WASHINGTON -- U.S. Rep. Buddy Carter is reviving a fight over drug testing that could have major implications in Georgia.

The Pooler Republican introduced a bill in the House of Representatives on Thursday that would let states screen unemployment insurance applicants for drug use if they so choose.

"Unemployment Insurance recipients should be drug-free and ready to reenter the workforce and my legislation works to make that happen," Carter said in a statement.

Under Carter's legislation, an applicant would be denied unemployment benefits for 30 days if they test positive for drug use. A second positive test would bar people from receiving the federal perk for the rest of the year.

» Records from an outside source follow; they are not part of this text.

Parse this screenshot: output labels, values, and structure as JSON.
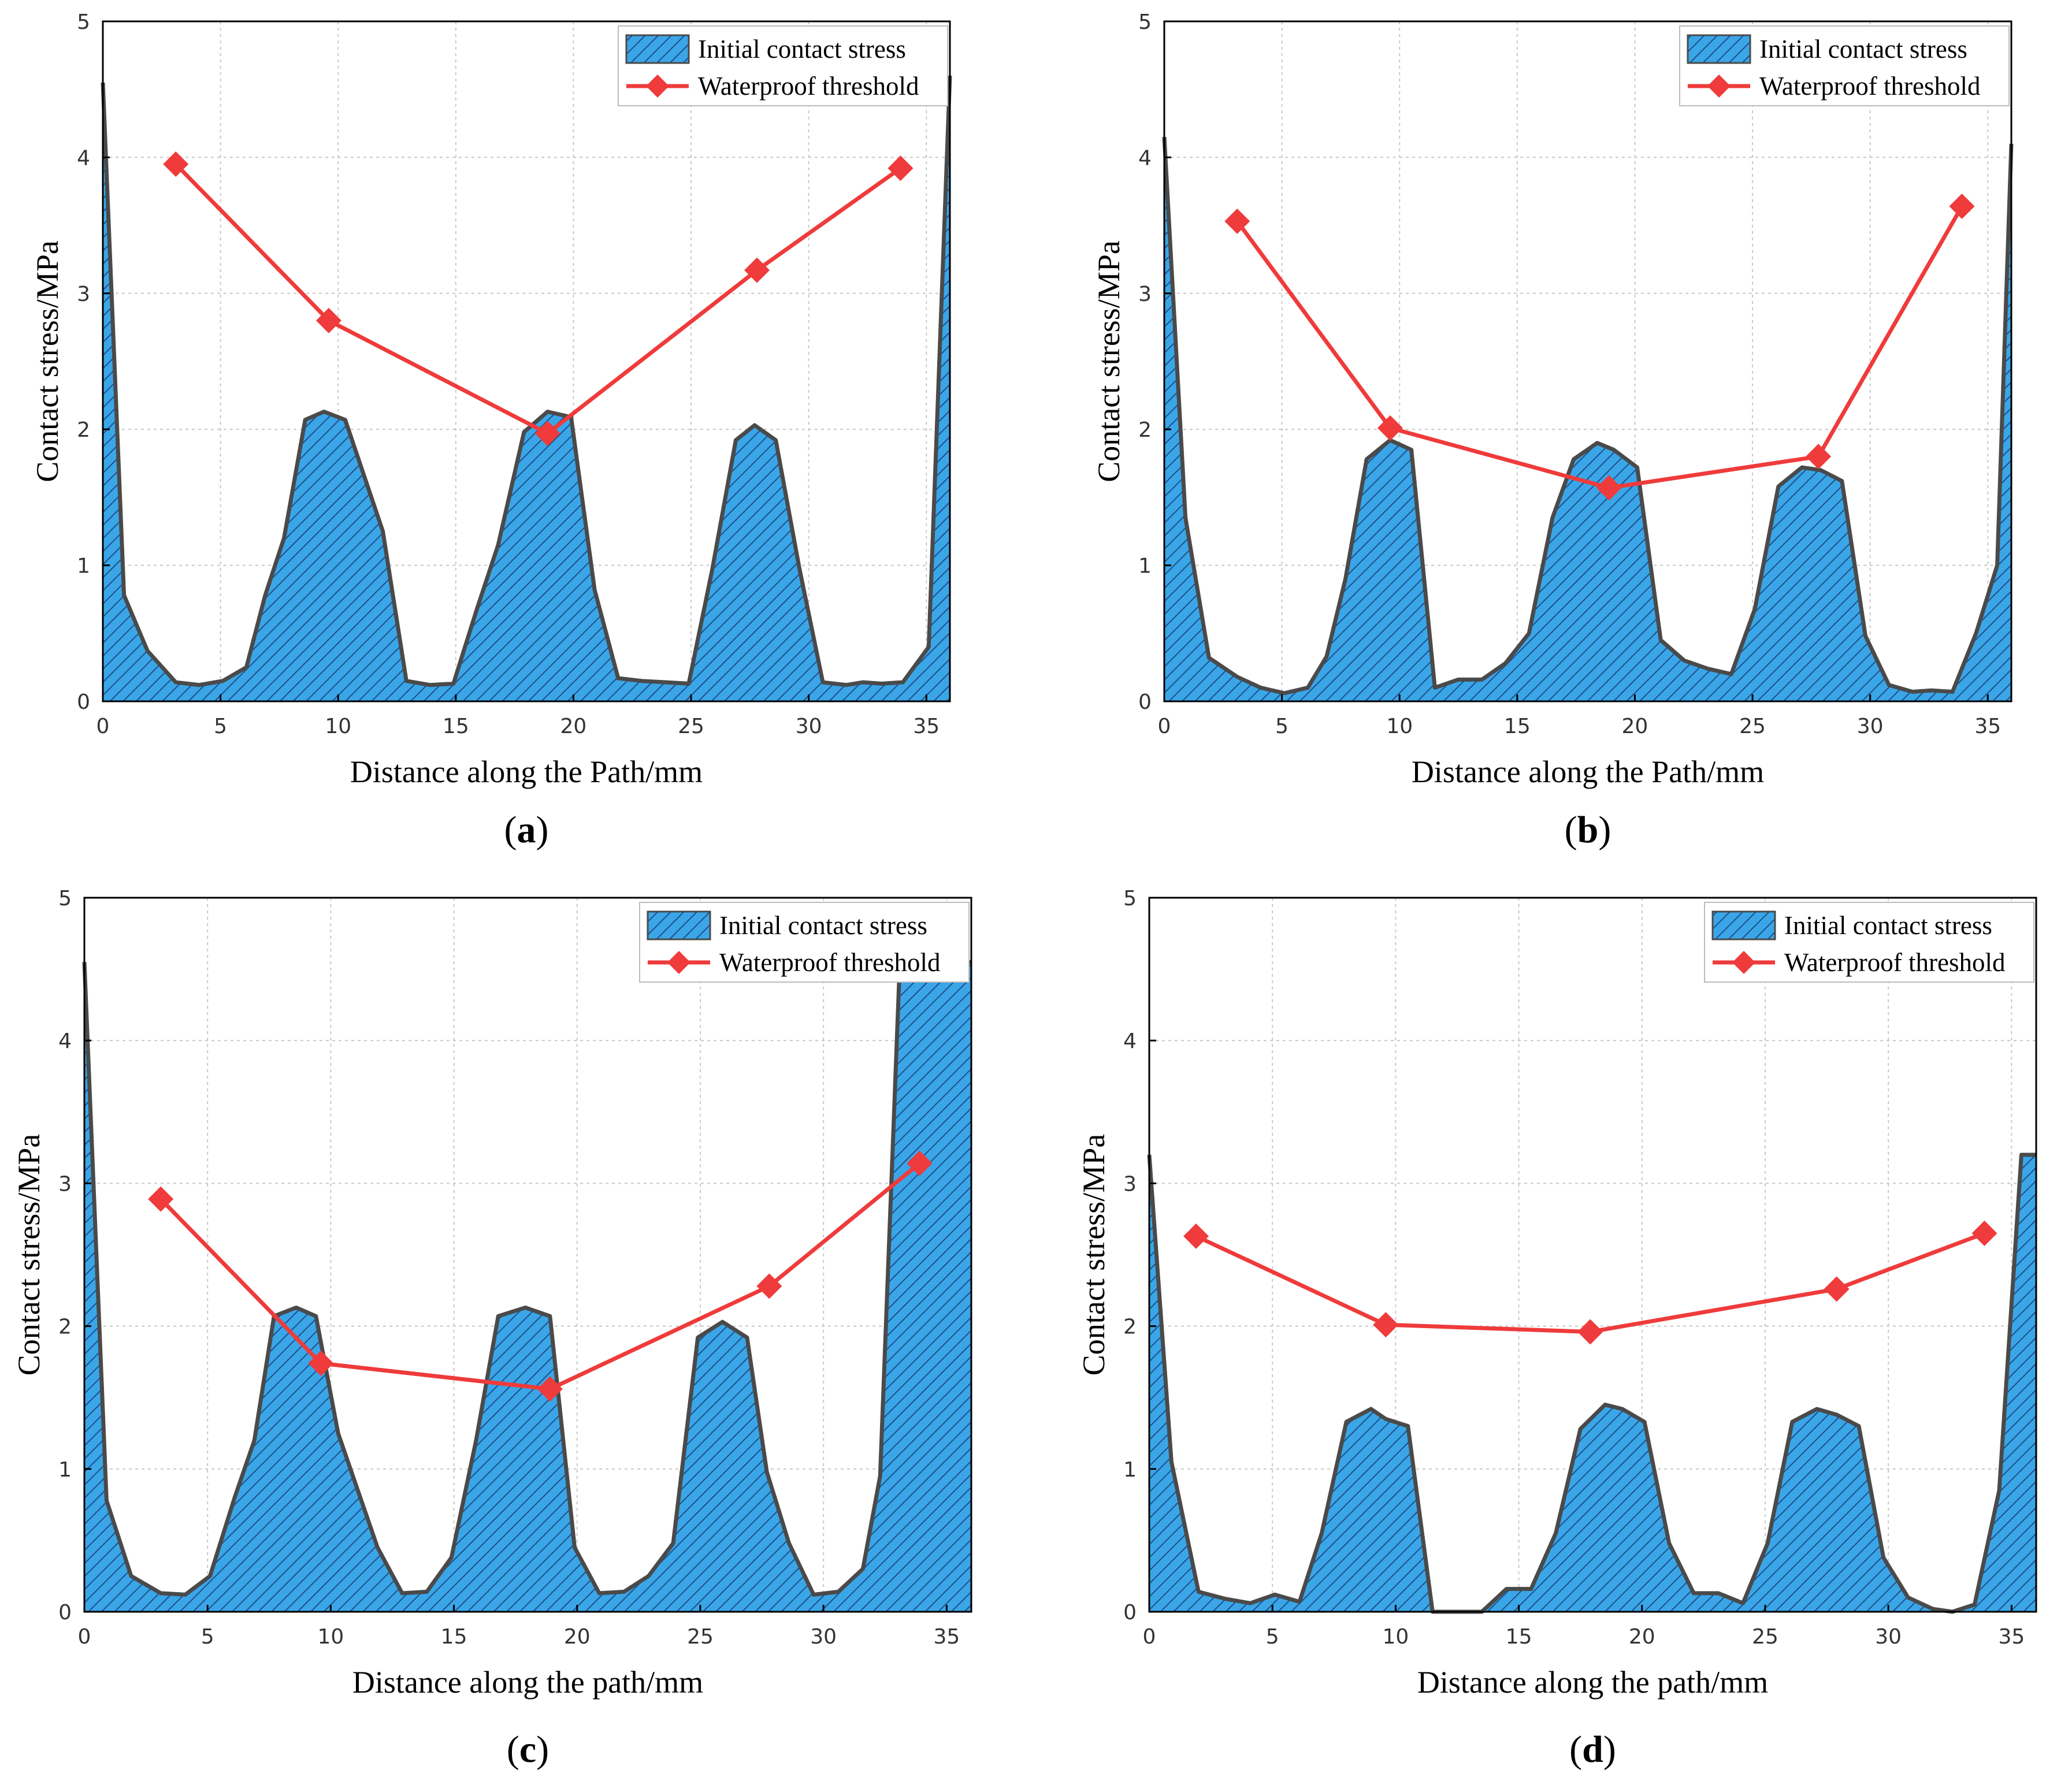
{
  "figure": {
    "colors": {
      "area_fill": "#3aa6e8",
      "area_edge": "#4a4a4a",
      "hatch": "#1f4f8a",
      "threshold": "#ef3b3b",
      "grid": "#c8c8c8"
    }
  },
  "chart_data": [
    {
      "type": "area",
      "panel_label": "a",
      "title": "",
      "xlabel": "Distance along the Path/mm",
      "ylabel": "Contact stress/MPa",
      "xlim": [
        0,
        36
      ],
      "ylim": [
        0,
        5
      ],
      "x_ticks": [
        0,
        5,
        10,
        15,
        20,
        25,
        30,
        35
      ],
      "y_ticks": [
        0,
        1,
        2,
        3,
        4,
        5
      ],
      "grid": true,
      "legend": {
        "position": "top-right",
        "entries": [
          "Initial contact stress",
          "Waterproof threshold"
        ]
      },
      "series": [
        {
          "name": "Initial contact stress",
          "kind": "area",
          "x": [
            0,
            0.9,
            1.9,
            3.1,
            4.1,
            5.1,
            6.1,
            6.9,
            7.7,
            8.6,
            9.4,
            10.3,
            11.9,
            12.9,
            13.9,
            14.9,
            15.9,
            16.8,
            17.9,
            18.9,
            19.9,
            20.9,
            21.9,
            22.9,
            23.9,
            24.9,
            25.9,
            26.9,
            27.7,
            28.6,
            29.6,
            30.6,
            31.6,
            32.3,
            33.1,
            34.0,
            35.1,
            36.0
          ],
          "y": [
            4.55,
            0.78,
            0.37,
            0.14,
            0.12,
            0.15,
            0.25,
            0.78,
            1.2,
            2.07,
            2.13,
            2.07,
            1.25,
            0.15,
            0.12,
            0.13,
            0.68,
            1.15,
            1.98,
            2.13,
            2.09,
            0.82,
            0.17,
            0.15,
            0.14,
            0.13,
            0.97,
            1.92,
            2.03,
            1.92,
            0.98,
            0.14,
            0.12,
            0.14,
            0.13,
            0.14,
            0.4,
            4.6
          ]
        },
        {
          "name": "Waterproof threshold",
          "kind": "line-diamond",
          "x": [
            3.1,
            9.6,
            18.9,
            27.8,
            33.9
          ],
          "y": [
            3.95,
            2.8,
            1.97,
            3.17,
            3.92
          ]
        }
      ]
    },
    {
      "type": "area",
      "panel_label": "b",
      "title": "",
      "xlabel": "Distance along the Path/mm",
      "ylabel": "Contact stress/MPa",
      "xlim": [
        0,
        36
      ],
      "ylim": [
        0,
        5
      ],
      "x_ticks": [
        0,
        5,
        10,
        15,
        20,
        25,
        30,
        35
      ],
      "y_ticks": [
        0,
        1,
        2,
        3,
        4,
        5
      ],
      "grid": true,
      "legend": {
        "position": "top-right",
        "entries": [
          "Initial contact stress",
          "Waterproof threshold"
        ]
      },
      "series": [
        {
          "name": "Initial contact stress",
          "kind": "area",
          "x": [
            0,
            0.9,
            1.9,
            3.1,
            4.1,
            5.1,
            6.1,
            6.9,
            7.7,
            8.6,
            9.6,
            10.5,
            11.5,
            12.5,
            13.5,
            14.5,
            15.5,
            16.5,
            17.4,
            18.4,
            19.1,
            20.1,
            21.1,
            22.1,
            23.1,
            24.1,
            25.1,
            26.1,
            27.1,
            27.9,
            28.8,
            29.8,
            30.8,
            31.8,
            32.6,
            33.5,
            34.5,
            35.4,
            36.0
          ],
          "y": [
            4.15,
            1.35,
            0.32,
            0.18,
            0.1,
            0.06,
            0.1,
            0.33,
            0.9,
            1.78,
            1.92,
            1.85,
            0.1,
            0.16,
            0.16,
            0.28,
            0.5,
            1.35,
            1.78,
            1.9,
            1.85,
            1.72,
            0.45,
            0.3,
            0.24,
            0.2,
            0.68,
            1.58,
            1.72,
            1.7,
            1.62,
            0.48,
            0.12,
            0.07,
            0.08,
            0.07,
            0.5,
            1.0,
            4.1
          ]
        },
        {
          "name": "Waterproof threshold",
          "kind": "line-diamond",
          "x": [
            3.1,
            9.6,
            18.9,
            27.8,
            33.9
          ],
          "y": [
            3.53,
            2.01,
            1.57,
            1.8,
            3.64
          ]
        }
      ]
    },
    {
      "type": "area",
      "panel_label": "c",
      "title": "",
      "xlabel": "Distance along the path/mm",
      "ylabel": "Contact stress/MPa",
      "xlim": [
        0,
        36
      ],
      "ylim": [
        0,
        5
      ],
      "x_ticks": [
        0,
        5,
        10,
        15,
        20,
        25,
        30,
        35
      ],
      "y_ticks": [
        0,
        1,
        2,
        3,
        4,
        5
      ],
      "grid": true,
      "legend": {
        "position": "top-right",
        "entries": [
          "Initial contact stress",
          "Waterproof threshold"
        ]
      },
      "series": [
        {
          "name": "Initial contact stress",
          "kind": "area",
          "x": [
            0,
            0.9,
            1.9,
            3.1,
            4.1,
            5.1,
            6.1,
            6.9,
            7.7,
            8.6,
            9.4,
            10.3,
            11.9,
            12.9,
            13.9,
            14.9,
            15.9,
            16.8,
            17.9,
            18.9,
            19.9,
            20.9,
            21.9,
            22.9,
            23.9,
            24.9,
            25.9,
            26.9,
            27.7,
            28.6,
            29.6,
            30.6,
            31.6,
            32.3,
            33.1,
            34.0,
            35.1,
            36.0
          ],
          "y": [
            4.55,
            0.78,
            0.25,
            0.13,
            0.12,
            0.25,
            0.8,
            1.2,
            2.07,
            2.13,
            2.07,
            1.25,
            0.45,
            0.13,
            0.14,
            0.38,
            1.2,
            2.07,
            2.13,
            2.07,
            0.45,
            0.13,
            0.14,
            0.25,
            0.48,
            1.92,
            2.03,
            1.92,
            0.98,
            0.48,
            0.12,
            0.14,
            0.3,
            0.95,
            4.55,
            4.55,
            4.55,
            4.55
          ]
        },
        {
          "name": "Waterproof threshold",
          "kind": "line-diamond",
          "x": [
            3.1,
            9.6,
            18.9,
            27.8,
            33.9
          ],
          "y": [
            2.89,
            1.74,
            1.56,
            2.28,
            3.14
          ]
        }
      ]
    },
    {
      "type": "area",
      "panel_label": "d",
      "title": "",
      "xlabel": "Distance along the path/mm",
      "ylabel": "Contact stress/MPa",
      "xlim": [
        0,
        36
      ],
      "ylim": [
        0,
        5
      ],
      "x_ticks": [
        0,
        5,
        10,
        15,
        20,
        25,
        30,
        35
      ],
      "y_ticks": [
        0,
        1,
        2,
        3,
        4,
        5
      ],
      "grid": true,
      "legend": {
        "position": "top-right",
        "entries": [
          "Initial contact stress",
          "Waterproof threshold"
        ]
      },
      "series": [
        {
          "name": "Initial contact stress",
          "kind": "area",
          "x": [
            0,
            0.9,
            2.0,
            3.1,
            4.1,
            5.1,
            6.1,
            7.0,
            8.0,
            9.0,
            9.6,
            10.5,
            11.5,
            12.5,
            13.5,
            14.5,
            15.5,
            16.5,
            17.5,
            18.5,
            19.2,
            20.1,
            21.1,
            22.1,
            23.1,
            24.1,
            25.1,
            26.1,
            27.1,
            27.9,
            28.8,
            29.8,
            30.8,
            31.8,
            32.6,
            33.5,
            34.5,
            35.4,
            36.0
          ],
          "y": [
            3.2,
            1.05,
            0.14,
            0.09,
            0.06,
            0.12,
            0.07,
            0.55,
            1.33,
            1.42,
            1.35,
            1.3,
            0.0,
            0.0,
            0.0,
            0.16,
            0.16,
            0.55,
            1.28,
            1.45,
            1.42,
            1.33,
            0.48,
            0.13,
            0.13,
            0.06,
            0.48,
            1.33,
            1.42,
            1.38,
            1.3,
            0.38,
            0.1,
            0.02,
            0.0,
            0.05,
            0.85,
            3.2,
            3.2
          ]
        },
        {
          "name": "Waterproof threshold",
          "kind": "line-diamond",
          "x": [
            1.9,
            9.6,
            17.9,
            27.9,
            33.9
          ],
          "y": [
            2.63,
            2.01,
            1.96,
            2.26,
            2.65
          ]
        }
      ]
    }
  ]
}
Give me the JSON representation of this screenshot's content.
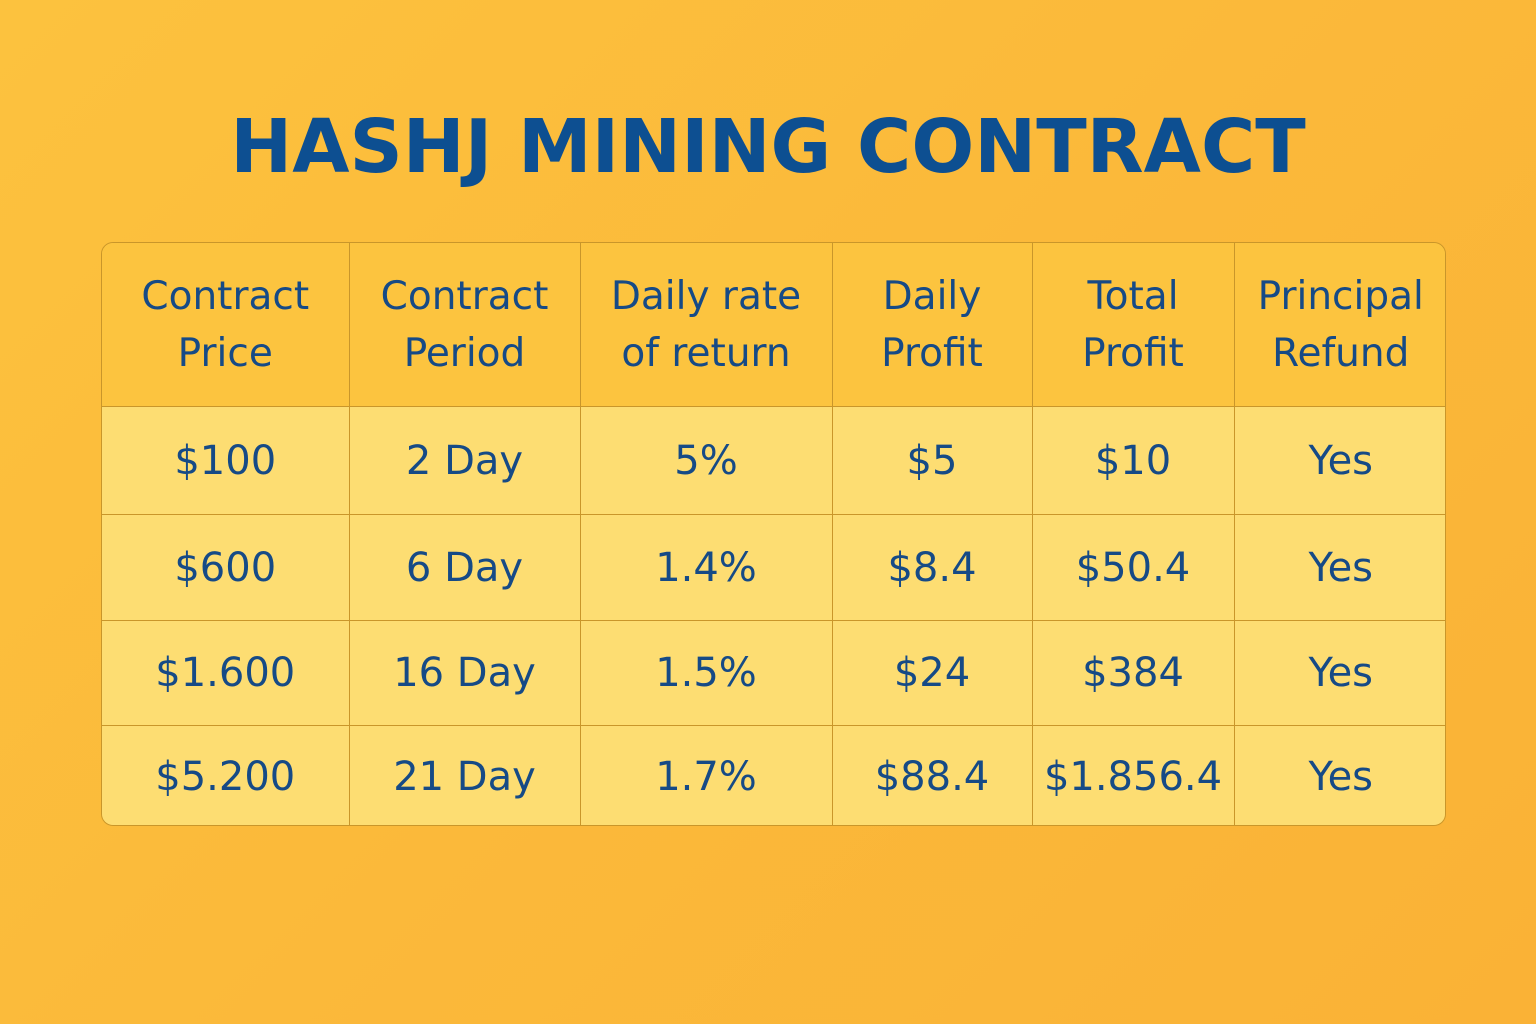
{
  "title": "HASHJ MINING CONTRACT",
  "table": {
    "headers": [
      "Contract\nPrice",
      "Contract\nPeriod",
      "Daily rate\nof return",
      "Daily\nProfit",
      "Total\nProfit",
      "Principal\nRefund"
    ],
    "rows": [
      [
        "$100",
        "2 Day",
        "5%",
        "$5",
        "$10",
        "Yes"
      ],
      [
        "$600",
        "6 Day",
        "1.4%",
        "$8.4",
        "$50.4",
        "Yes"
      ],
      [
        "$1.600",
        "16 Day",
        "1.5%",
        "$24",
        "$384",
        "Yes"
      ],
      [
        "$5.200",
        "21 Day",
        "1.7%",
        "$88.4",
        "$1.856.4",
        "Yes"
      ]
    ]
  },
  "colors": {
    "background": "#fcbd3c",
    "title": "#0d4f91",
    "header_fill": "#fcc43f",
    "cell_fill": "#fddd72",
    "border": "#c9962a",
    "text": "#164a86"
  }
}
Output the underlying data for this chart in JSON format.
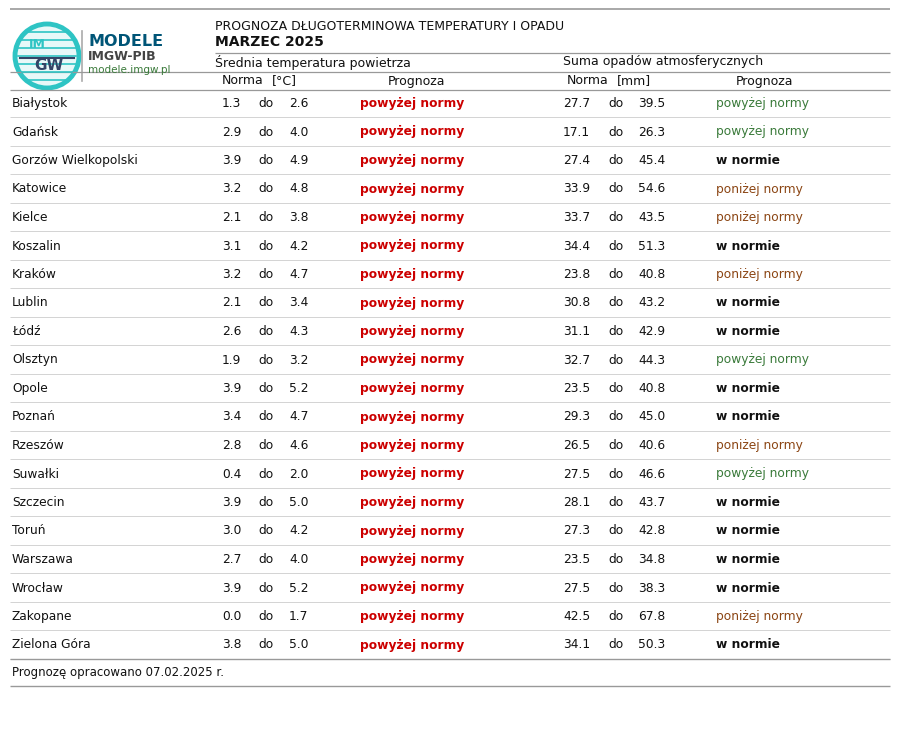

Carter's bill could prompt renewed debate over the ethics of drug testing the impoverished in Georgia.

Gov. Nathan Deal in 2014 signed a bill that would have drug tested some recipients of welfare and food stamps, one of the strictest of its kind. At the time he also hinted he would like to extend the screenings to applicants of unemployment benefits.

But Deal's food stamps initiative was thrown into limbo amid a federal legal fight over a similar law in Florida. Then-Attorney General Sam Olens later argued that federal law barred Georgia from drug testing people on food stamps.

Carter, who was in the state Senate during Deal's food stamp push in 2014, introduced similar legislation related to unemployment benefits in the U.S. House in 2015. It won the support of four other Georgia Republican lawmakers but never advanced through the Republican-controlled House. A similar effort to drug test food stamp recipients was also side-stepped by the GOP Congress.

Earlier this year, Congress passed and President Donald Trump later signed a bill undoing an Obama-era rulemaking that forbade the drug testing of most unemployment applicants. Their effort was seen as an opening that could later allow states to screen for drug use among applicants.